Maximizing 6-Volt Battery Efficiency
Dear RV Doctor:
I would like to know the best way to hook up four 6-volt batteries that are in the bank of auxiliary batteries for my 2004 Excursion diesel-pusher motorhome. They are all brand-new batteries. Thank you!
J. Kochevar
Tacoma, Washington
It’s too bad you haven’t been able to attend my battery balance seminar at one of the FMCA Family Reunions. In that seminar I explain why balance is vital in an auxiliary battery bank configuration. Here’s a bit of what I discuss:
When adding more than two 6-volt batteries to a series/parallel battery bank, each pair should be considered its own 12-volt unit. Always think of 6-volt batteries in terms of pairs.
Just as 12-volt battery banks are often miswired, negating perfect balance, so are 6-volt banks. Looking at the example in Figure 1, can you spot the improper connection? Notice that the positive and negative cables originate from the same 12-volt unit (the top two 6-volt batteries). True, the four batteries are connected in a workable series/parallel configuration, but the top two 6-volt batteries will be doing the majority of the work and will age faster than the bottom two. Many coaches are wired in this unbalanced manner right from the factory.
Figure 3 shows a more balanced approach, accomplished simply by moving one negative cable from the top pair to the bottom pair. But it still is not configured in a way that promotes perfect balance and optimization. Though much better, it can be improved upon.

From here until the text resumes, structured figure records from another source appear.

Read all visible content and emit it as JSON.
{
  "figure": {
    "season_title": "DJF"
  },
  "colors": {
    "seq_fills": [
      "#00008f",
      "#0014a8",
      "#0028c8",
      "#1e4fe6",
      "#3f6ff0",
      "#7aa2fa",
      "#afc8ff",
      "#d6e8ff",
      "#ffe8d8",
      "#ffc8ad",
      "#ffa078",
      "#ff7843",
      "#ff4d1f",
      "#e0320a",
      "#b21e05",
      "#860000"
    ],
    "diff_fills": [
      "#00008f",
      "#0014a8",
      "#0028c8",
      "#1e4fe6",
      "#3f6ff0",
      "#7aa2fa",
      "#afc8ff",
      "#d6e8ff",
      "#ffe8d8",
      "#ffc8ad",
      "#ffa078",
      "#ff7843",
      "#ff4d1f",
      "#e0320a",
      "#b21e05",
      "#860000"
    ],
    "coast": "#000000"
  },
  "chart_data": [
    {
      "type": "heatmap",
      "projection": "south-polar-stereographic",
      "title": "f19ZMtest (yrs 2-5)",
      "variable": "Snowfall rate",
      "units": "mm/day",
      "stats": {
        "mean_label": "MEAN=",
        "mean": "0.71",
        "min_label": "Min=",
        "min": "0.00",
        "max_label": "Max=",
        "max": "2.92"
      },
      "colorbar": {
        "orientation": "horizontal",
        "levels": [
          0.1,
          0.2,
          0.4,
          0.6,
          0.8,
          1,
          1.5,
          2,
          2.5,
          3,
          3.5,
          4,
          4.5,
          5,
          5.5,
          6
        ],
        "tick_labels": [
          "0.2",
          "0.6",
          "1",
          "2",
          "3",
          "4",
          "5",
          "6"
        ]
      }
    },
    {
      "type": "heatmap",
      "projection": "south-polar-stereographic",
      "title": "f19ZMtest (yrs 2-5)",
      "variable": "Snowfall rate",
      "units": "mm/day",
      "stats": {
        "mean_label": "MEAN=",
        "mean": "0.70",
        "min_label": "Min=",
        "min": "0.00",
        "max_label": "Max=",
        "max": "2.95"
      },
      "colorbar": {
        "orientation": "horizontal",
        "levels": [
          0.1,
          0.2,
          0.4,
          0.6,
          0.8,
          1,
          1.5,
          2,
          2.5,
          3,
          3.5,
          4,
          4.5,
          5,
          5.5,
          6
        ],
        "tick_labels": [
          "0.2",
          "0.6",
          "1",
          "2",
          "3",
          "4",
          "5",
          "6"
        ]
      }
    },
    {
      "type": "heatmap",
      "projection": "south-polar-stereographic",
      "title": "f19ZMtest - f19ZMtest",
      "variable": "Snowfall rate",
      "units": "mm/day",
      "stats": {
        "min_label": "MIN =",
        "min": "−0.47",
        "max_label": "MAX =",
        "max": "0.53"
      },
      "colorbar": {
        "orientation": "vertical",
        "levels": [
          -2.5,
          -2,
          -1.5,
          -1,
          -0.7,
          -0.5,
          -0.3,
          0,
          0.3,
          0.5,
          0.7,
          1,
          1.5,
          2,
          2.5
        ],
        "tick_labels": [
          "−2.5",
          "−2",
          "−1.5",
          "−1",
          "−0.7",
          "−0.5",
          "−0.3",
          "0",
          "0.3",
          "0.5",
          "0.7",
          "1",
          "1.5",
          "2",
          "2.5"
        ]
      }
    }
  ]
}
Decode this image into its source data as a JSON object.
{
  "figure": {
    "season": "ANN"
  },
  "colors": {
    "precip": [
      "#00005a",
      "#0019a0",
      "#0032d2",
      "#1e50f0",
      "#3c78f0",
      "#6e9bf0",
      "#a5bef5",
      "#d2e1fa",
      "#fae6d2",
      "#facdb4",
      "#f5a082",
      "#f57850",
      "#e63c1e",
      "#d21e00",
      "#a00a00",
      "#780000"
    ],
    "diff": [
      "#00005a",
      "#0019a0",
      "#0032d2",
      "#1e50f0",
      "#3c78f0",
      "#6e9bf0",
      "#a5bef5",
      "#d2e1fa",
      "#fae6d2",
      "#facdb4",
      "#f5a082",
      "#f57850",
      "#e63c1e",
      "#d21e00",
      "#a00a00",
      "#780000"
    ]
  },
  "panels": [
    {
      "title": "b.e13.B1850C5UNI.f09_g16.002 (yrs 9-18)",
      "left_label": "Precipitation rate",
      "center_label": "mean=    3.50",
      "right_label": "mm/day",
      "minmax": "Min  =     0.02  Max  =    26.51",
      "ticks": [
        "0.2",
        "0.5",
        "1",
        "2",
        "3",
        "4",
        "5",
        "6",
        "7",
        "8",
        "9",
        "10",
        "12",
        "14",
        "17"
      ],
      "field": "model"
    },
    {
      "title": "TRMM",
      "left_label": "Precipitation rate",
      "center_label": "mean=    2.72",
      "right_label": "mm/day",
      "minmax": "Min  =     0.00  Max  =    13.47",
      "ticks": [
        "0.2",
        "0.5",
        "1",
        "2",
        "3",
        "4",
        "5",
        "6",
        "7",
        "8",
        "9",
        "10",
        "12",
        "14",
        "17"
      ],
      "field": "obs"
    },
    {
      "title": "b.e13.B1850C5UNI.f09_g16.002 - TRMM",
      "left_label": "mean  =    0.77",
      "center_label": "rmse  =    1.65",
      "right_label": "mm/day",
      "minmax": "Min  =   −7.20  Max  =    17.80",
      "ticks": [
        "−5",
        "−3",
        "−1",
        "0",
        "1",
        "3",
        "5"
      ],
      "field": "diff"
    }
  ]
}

In order to achieve the best balance when configuring two or more pairs of 6-volt batteries, installing and utilizing dedicated connecting terminals is optimum, in my opinion. In this manner, adding additional pairs (as is often recommended or necessary) is accomplished by assuring that all cable lengths, the number of connectors, etc. remain equal on both the negative and positive sides of the battery bank. If this configuration is not feasible for some reason, opt for the one described above.
Individual, color-coded cable connectors (stud blocks) are available and can be flush-mounted or through-mounted to accommodate modifying the battery bank connections.
Appliances
Dear RV Doctor:
On my gas water heater, what causes a blowback, or a big puff upon ignition? This happens once out of 10 cycles. The igniter is arcing, and it cycles two or three times prior to the excessive gas ignition when it finally ignites. Is this a matter of cleaning? If so, what parts should be cleaned, and how?
Steve Fettig
Via E-Mail
This issue is not limited to just the water heater. You’ll often find the same ignition problems with the absorption refrigerator and the furnace as well. Before motorhomes awaken from their winterized slumber, the propane system should be checked, the gas pressure adjusted, and the three major appliances cleaned and serviced.
And it is indeed a matter of cleaning and checking the propane components of the water heater in order to eliminate those mini explosions you’ve witnessed as the main burner finally ignites. Cleaning and servicing the water heater includes soaking and cleaning the main burner orifice, removing the carbon buildup from the electrode assembly, verifying its spark gap, cleaning and protecting the electronic connections, checking battery voltage, and measuring the propane delivery pressure, as well as adjusting the primary air intake and a few other tasks. The typical RV handyman can adequately perform the first two, but special equipment is needed to set the gas pressure, test the regulator, and check the entire propane system for leaks. There are too many details to list all the procedures within the confines of this column, unfortunately.
The main cause of that “excessive gas ignition” as it relates to the water heater is misalignment of the burner tube. It’s that “J” tube-looking component that allows fresh air to be properly mixed with the incoming propane as it makes its way to the sparking igniter. It must be clean and free from debris and blockages. Spiders have been known to build nests inside that mixing tube. In addition, it must be laterally centered and in a straight line from the face of the orifice fitting. Further, the orifice opening must be centered in the middle of the open end of the mixing tube. Picture a clock face; the orifice opening must be positioned at the very center of the clock where the hour and minute hands attach.
If it’s been awhile since the water heater was cleaned and serviced, it’s probably a good idea to have a professional do it. That way, the technician can adjust the gas pressure and with 100 percent certainty determine whether your motorhome has any propane leaks, and then make any necessary repairs. And don’t forget those other two appliances. In a perfect RV world, all propane-burning appliances require annual attention.
Curious Cynicism
Dear RV Doctor:
I’m just curious why a 30-amp surge protector costs between $50 and $100 and the 50-amp versions cost upward of $250 to $345? I’m thinking that since the majority of motorhomes probably have 50-amp service, they just jack up the price.
Jerry Carver
Simply put, the 50-amp surge protector has at least twice as many components inside, since it monitors both legs of 120-volt AC in a 50-amp pedestal. The 30-amp version monitors only a single leg of 120-volt AC. Just more stuff packed in there is probably the main reason why 50-amp versions are more expensive.